Daren Dykes

Personal information
- Full name: Daren Lewis Dykes
- Date of birth: 28 April 1981 (age 45)
- Place of birth: Aylesbury, England
- Positions: Midfielder; forward;

Team information
- Current team: Kempston Rovers (First team coach)

Youth career
- 1997: Tottenham Hotspur
- 1997–1999: Leyton Orient

Senior career*
- Years: Team / Apps / (Gls)
- –2001: Newport Pagnell Town
- 2000–2002: Buckingham Town
- 2002–2003: Swindon Town / 2 / (0)
- 2002–2003: → Lincoln City (loan) / 3 / (0)
- 2003–2004: Buckingham Town
- 2005–2006: Stotfold
- 2006–2008: Stony Stratford Town /  / (37)
- 2008–2009: Rugby Town / 5 / (0)
- 2008–2009: Halesowen Town
- 2008–2009: Rugby Town
- 2008–2009: →Buckingham Town (loan)
- 2009–2013: Newport Pagnell Town

= Daren Dykes =

English footballer (born 1981)

Daren Dykes (born 28 April 1981) is an English footballer. He played professionally as an attacking midfielder for Swindon Town and Lincoln City. He is first team coach at Kempston Rovers.

==Career==

===Early career===
Dykes began his career on the books of Tottenham Hotspur as a schoolboy until he was 15 before joining the youth set-up at Leyton Orient where he remained until he was 17. He moved into non-league football with Newport Pagnell Town before joining Buckingham Town in January 2001.

===League career===
A series of impressive performances for Buckingham saw Dykes attract the attention of scouts from the Football League and in July 2002 joined Swindon Town initially on trial before agreeing a one-year contract. He made his Swindon debut as a substitute in the 2–1 defeat to Wycombe Wanderers in the Football League Cup on 11 September 2002 and made a further two appearances in the Football League Trophy before joining Lincoln City on loan in December 2002. He was immediately inserted into the first team, making his Football League debut as a substitute in the 1–1 away draw with York City on 20 December 2002. After starting Lincoln's next two games, he was dropped to the bench and his loan deal was not renewed. Returning to Swindon, Dykes made two further league appearances before being released at the end of the season.

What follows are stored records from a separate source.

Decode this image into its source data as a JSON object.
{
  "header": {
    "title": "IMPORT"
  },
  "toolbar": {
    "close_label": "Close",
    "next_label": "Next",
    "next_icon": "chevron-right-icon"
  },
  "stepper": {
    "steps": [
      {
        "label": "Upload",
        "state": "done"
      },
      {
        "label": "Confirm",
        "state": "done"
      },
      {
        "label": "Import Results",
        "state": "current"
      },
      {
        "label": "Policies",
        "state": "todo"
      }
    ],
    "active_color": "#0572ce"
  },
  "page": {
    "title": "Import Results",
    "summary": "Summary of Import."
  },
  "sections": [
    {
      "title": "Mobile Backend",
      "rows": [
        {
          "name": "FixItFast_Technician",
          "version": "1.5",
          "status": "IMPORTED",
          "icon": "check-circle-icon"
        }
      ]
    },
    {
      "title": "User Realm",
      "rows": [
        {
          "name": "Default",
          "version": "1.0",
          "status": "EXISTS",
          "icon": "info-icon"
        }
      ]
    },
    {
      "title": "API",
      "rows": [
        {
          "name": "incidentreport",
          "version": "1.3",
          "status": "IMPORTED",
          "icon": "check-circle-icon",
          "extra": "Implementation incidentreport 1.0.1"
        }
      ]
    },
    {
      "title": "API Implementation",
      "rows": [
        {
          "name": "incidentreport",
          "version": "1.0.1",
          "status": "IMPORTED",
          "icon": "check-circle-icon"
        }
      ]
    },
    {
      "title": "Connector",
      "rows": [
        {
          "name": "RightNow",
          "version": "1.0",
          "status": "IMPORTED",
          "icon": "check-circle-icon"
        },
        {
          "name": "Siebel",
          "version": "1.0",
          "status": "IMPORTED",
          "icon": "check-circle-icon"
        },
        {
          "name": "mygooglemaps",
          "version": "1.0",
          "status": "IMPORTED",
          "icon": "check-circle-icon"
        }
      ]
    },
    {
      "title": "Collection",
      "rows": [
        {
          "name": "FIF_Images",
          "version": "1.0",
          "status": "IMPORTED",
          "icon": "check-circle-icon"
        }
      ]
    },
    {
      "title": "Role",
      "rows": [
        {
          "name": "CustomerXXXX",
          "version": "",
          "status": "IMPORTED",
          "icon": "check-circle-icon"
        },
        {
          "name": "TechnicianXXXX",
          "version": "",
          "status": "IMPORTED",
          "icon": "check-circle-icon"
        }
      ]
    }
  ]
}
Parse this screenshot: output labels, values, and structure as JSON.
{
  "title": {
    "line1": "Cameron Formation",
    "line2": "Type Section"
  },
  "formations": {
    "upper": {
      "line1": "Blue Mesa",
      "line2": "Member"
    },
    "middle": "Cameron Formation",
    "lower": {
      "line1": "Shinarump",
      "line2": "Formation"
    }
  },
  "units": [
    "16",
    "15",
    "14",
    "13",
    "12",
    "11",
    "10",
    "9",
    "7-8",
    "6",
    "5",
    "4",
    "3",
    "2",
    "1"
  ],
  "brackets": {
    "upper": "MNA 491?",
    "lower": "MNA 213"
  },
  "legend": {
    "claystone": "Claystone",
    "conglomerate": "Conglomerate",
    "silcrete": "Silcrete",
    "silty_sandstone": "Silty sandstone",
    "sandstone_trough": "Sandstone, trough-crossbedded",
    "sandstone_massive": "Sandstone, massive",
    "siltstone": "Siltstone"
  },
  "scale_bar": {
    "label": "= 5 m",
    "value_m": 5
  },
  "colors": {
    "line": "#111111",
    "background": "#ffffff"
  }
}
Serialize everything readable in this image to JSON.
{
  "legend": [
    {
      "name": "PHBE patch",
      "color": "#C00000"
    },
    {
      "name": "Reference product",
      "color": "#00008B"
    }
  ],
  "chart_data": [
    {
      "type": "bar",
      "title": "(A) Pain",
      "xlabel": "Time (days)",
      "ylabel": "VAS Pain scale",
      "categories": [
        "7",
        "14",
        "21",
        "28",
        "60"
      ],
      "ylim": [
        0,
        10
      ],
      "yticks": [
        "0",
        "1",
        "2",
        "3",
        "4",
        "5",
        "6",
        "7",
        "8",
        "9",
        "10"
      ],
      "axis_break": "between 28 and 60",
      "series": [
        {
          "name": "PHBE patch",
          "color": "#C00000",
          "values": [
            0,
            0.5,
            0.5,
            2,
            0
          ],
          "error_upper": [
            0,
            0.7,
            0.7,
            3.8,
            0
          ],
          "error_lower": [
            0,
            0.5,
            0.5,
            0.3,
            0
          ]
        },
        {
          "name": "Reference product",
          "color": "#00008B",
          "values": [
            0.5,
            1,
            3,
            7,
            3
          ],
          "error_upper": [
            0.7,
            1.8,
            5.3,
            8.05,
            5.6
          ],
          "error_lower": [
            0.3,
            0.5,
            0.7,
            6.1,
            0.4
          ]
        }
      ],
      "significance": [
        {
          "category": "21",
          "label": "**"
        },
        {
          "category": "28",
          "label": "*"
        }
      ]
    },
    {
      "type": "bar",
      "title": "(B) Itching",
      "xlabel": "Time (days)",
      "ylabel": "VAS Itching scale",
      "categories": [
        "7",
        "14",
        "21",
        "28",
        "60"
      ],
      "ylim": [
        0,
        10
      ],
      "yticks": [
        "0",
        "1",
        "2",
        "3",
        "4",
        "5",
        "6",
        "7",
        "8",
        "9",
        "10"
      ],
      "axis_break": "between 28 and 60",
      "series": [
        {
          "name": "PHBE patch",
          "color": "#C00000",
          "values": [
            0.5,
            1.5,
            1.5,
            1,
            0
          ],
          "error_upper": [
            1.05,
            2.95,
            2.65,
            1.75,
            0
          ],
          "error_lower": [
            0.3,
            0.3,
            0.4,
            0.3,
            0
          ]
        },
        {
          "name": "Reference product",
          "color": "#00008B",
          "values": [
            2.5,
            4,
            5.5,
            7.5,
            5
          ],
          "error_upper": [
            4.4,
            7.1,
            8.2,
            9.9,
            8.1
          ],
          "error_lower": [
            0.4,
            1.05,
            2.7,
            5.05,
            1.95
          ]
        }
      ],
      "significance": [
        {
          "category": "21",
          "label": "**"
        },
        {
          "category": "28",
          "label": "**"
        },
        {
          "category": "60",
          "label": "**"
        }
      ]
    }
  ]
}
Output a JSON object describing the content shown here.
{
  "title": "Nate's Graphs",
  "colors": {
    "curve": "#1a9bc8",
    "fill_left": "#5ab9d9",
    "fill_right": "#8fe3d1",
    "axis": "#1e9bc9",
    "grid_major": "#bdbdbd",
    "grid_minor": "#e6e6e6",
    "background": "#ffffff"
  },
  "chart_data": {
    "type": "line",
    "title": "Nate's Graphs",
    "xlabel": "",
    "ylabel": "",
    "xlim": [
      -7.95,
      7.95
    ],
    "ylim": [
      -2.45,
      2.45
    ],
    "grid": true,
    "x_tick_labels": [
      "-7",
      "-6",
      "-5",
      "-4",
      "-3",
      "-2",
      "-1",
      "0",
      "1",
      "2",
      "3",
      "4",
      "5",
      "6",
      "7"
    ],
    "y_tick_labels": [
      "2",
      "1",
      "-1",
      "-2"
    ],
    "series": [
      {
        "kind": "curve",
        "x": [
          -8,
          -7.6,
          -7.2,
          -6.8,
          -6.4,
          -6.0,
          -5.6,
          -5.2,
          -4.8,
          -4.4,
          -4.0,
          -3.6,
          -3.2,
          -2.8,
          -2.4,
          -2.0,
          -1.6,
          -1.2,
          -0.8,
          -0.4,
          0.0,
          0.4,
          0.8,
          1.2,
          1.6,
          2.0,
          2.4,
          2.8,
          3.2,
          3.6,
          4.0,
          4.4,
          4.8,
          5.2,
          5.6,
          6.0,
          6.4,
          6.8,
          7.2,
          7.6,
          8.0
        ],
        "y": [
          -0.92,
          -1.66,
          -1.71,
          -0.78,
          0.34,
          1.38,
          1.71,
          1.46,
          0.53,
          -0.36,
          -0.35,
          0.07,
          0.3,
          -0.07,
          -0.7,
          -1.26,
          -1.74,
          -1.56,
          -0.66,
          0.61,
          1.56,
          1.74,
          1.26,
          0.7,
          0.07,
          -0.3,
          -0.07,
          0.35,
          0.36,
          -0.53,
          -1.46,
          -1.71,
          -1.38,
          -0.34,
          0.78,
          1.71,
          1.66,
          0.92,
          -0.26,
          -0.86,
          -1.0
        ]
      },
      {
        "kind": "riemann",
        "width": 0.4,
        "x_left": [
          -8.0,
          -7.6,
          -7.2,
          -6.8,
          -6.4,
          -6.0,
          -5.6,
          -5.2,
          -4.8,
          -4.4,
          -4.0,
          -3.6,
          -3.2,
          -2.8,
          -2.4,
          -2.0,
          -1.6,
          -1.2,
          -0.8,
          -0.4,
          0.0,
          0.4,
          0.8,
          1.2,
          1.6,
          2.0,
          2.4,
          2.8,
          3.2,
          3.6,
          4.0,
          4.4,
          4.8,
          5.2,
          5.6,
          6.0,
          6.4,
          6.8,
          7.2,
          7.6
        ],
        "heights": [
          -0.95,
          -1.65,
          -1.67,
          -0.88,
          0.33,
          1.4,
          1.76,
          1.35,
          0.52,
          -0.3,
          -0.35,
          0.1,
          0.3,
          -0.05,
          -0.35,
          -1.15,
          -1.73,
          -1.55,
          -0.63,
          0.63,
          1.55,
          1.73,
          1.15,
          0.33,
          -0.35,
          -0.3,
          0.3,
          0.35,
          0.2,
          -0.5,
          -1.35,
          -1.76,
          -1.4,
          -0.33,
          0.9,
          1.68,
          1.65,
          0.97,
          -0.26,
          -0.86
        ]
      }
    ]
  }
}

===Return to non-League football===
Following his release by Swindon, Dykes had an unsuccessful trial with Maltese side Marsaxlokk before returning to Buckingham Town. He would make only five appearances, two in the United Counties League and three in the FA Cup, in his return to the club before suffering a serious cruciate ligament injury in the 2–0 FA Cup victory over Ford Sports Daventry on 30 August 2003. The injury would keep him out of action for over two years.

In November 2005 he made a return to the United Counties League, scoring on his debut for Stotfold in the 3–1 victory over St Ives Town on 22 November 2005. He joined Stony Stratford Town ahead of the 2006–2007 season. Playing in a more advanced role, he was a regular goalscorer for the club, netting a total of 22 goals in his first season, though only 10 of these came in the league. The following season saw him reach a total of 38 goals in all competitions, with 27 in the league.

In June 2008 he moved up the non-league pyramid joining Rugby Town, debuting in the 2–0 away defeat to Bedford Town on 25 August 2008. Rugby's manager Rod Brown moved to Bromsgrove Rovers at the beginning of September 2008 with Tony Dobson appointed in his place. Dykes quickly moved on from Rugby Town, linking up with his one-time Buckingham Town manager Morell Maison at Halesowen Town. His spell at Rugby comprised a total of seven games, five in the league, and two goals, both of which came in the 5–3 FA Cup 1st Qualifying Round Replay home victory over Friar Lane & Epworth on 16 September 2008. However, he made only a single appearance for Halesowen before returning to Rugby where injury restricted his outings and he temporarily linked up with former club Buckingham Town to gain fitness. He returned to Newport Pagnell Town at the start of the 2009–2010 season, scoring on his debut in the 1–1 home draw with Boston Town on 8 August 2009.

In November 2013, he was appointed assistant manager to his erstwhile forward partner Darren Lynch at Newport Pagnell Town, a role he held until family commitments resulted in his resignation in September 2016. On 16 December 2016, he was announced as the new first team coach of Kempston Rovers.